– Тогда ученики, приступив к Иисусу наедине, сказали: почему мы не могли изгнать беса того? Иисус же сказал им: по неверию вашему; ибо истинно говорю вам: если вы будете иметь веру с горчичное зерно и скажете горе сей: «перейди отсюда туда», и она перейдёт; и ничего не будет невозможного для вас.
Затем она снова открыла глаза и заметила:
– Это, к слову – Евангелие от Матфея7. Мое любимое. И все, что сказано тут – чистая правда. Разумеется, что двигать горами не всякому дано. Но, тем не менее, от веры в нашем деле зависит очень многое, наверное, даже все, если задуматься. Вот, скажем, астрология твоя: почему она у тебя работает, а у других не очень? Или тоже Таро: почему перестает работать, когда ты с другим оракулом общаешься?
– Не знаю, – признался я.
– Да потому, что ты веришь в эту свою астрологию.
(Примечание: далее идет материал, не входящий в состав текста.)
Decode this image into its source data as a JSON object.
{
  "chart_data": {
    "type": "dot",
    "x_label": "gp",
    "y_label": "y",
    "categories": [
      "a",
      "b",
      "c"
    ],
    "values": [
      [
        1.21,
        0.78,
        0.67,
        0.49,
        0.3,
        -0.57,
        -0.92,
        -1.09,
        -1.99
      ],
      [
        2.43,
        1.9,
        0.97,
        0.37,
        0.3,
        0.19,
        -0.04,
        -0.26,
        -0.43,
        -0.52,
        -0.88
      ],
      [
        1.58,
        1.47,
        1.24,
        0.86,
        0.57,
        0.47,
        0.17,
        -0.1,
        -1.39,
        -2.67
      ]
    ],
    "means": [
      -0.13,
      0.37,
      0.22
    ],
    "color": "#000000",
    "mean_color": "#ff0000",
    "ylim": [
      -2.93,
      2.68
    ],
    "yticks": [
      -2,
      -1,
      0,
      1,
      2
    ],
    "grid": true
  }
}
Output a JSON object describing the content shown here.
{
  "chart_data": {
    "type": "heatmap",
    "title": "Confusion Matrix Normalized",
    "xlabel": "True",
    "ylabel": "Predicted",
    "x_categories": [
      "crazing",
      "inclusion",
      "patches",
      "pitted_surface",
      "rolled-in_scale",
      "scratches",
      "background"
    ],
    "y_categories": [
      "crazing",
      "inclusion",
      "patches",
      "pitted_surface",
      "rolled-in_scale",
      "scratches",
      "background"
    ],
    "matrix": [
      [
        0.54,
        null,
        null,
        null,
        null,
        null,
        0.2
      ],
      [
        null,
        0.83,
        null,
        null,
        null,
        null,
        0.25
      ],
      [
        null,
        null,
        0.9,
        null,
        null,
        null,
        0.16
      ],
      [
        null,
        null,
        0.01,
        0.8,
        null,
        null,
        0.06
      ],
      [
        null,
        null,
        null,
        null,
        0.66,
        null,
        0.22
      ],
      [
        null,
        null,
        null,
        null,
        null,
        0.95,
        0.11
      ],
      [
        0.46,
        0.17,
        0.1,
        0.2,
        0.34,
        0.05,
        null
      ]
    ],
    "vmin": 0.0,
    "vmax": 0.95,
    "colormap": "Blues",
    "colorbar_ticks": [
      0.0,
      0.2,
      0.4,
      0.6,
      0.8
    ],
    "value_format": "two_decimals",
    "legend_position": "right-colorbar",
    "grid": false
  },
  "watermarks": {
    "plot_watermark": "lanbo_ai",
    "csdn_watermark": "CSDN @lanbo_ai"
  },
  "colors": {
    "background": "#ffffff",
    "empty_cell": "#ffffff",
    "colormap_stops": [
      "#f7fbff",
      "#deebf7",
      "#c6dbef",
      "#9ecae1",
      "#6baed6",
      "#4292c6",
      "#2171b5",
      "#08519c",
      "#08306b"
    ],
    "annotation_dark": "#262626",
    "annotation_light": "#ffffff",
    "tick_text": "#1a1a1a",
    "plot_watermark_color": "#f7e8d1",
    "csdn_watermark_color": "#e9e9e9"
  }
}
А когда обращаешься к другому оракулу, то это, по сути, акт неверия по отношению к первому. Вот и все. Это и правда очень тонкие материи, но со временем ты привыкнешь.
– Обожди! – сказал я, – То ты говоришь, что находишься вне любой религии, особенно авраамической, а Евангелие вот цитируешь… Ты уж определись как-то, так мне легче тебя понимать будет.
– А что не так? – удивилась Зейнаб, – Мало ли кого я люблю! Я и Лао Дзы люблю, например, и что? Я обязана быть при этом даосом? И уж тем более, я совсем не готова строить церковь вокруг его идей! Поклонение богу вообще бессмысленно, как по мне.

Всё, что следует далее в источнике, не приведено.